Judge Nelson Wolff was traveling and unavailable for immediate comment. However, he
told the Express-News that during his 70 years in San Antonio he's never seen serious unrest around elections.
"I don’t anticipate any," Wolff said. "Let me emphasize, we’ve got a good police department, a good sheriff’s department, we’ve got a good emergency department. … We really don’t need any help."
Texas Guard officials said troops will not be positioned at polling places, which voting-rights groups say would intimidate voters.
"To be clear, there has been no request nor any plan to provide any type of support at any polling location in Texas," Maj. Gen.
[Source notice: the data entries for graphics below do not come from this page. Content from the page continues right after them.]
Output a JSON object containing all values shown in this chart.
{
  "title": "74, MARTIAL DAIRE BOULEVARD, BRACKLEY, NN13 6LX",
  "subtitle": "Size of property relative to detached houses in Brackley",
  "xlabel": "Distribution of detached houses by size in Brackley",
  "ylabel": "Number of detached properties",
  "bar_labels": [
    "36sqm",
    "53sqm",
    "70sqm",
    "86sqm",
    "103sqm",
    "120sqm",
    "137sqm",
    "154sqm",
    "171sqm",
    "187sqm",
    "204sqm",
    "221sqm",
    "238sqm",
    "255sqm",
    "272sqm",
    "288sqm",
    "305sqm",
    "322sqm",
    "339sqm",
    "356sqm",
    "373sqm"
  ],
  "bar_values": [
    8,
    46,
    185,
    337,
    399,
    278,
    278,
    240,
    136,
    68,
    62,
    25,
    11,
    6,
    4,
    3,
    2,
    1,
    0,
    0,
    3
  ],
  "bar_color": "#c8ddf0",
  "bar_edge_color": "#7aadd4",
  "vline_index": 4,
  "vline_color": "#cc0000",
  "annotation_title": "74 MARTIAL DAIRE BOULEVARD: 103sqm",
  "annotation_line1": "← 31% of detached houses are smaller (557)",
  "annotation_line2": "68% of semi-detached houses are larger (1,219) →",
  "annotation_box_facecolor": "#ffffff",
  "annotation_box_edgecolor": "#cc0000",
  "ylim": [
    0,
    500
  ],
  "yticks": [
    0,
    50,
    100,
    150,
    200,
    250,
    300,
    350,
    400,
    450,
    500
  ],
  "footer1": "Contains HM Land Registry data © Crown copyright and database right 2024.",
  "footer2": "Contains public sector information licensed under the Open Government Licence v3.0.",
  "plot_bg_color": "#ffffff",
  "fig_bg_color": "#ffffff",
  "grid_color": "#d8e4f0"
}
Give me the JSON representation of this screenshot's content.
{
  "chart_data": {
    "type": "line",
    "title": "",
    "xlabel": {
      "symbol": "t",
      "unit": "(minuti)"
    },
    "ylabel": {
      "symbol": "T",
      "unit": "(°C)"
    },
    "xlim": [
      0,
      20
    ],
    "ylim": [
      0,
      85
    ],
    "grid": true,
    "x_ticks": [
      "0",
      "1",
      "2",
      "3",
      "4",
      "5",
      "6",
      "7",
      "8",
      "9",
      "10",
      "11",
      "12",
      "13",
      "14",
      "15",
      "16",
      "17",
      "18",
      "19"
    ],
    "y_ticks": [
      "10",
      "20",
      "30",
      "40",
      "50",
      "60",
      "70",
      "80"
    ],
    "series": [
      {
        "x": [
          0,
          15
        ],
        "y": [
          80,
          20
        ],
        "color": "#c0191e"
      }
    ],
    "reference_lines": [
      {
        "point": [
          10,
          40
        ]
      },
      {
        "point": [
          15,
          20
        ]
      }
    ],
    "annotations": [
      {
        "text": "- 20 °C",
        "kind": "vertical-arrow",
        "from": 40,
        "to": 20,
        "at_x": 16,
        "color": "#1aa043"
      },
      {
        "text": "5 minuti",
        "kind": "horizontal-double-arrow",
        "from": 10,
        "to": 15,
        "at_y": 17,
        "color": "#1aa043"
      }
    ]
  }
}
Tracy R. Norris, the Texas Guard's adjutant general, said in a
statement to Houston Public Media.
Norris' comment appears to contradict an earlier statement by guard spokesman Brandon Jones to the
Express-News. He said that while there were no plans to position personnel at election sites, "that could change."
In either case, the deployment could further ratchet up tension between Abbott, a Republican, and big Texas municipalities, which are largely under Democratic control. Local leaders including Nirenberg and Wolff have
pushed back at Abbott's handling of the pandemic and his willingness to override local control.
St. Mary's University political science professor Art Vega questioned whether spreading 1,000 troops between five major cities would be even be effective if major unrest boils over.
"It seems to be more of a symbolic move than a practical one," Vega said of the governor's move.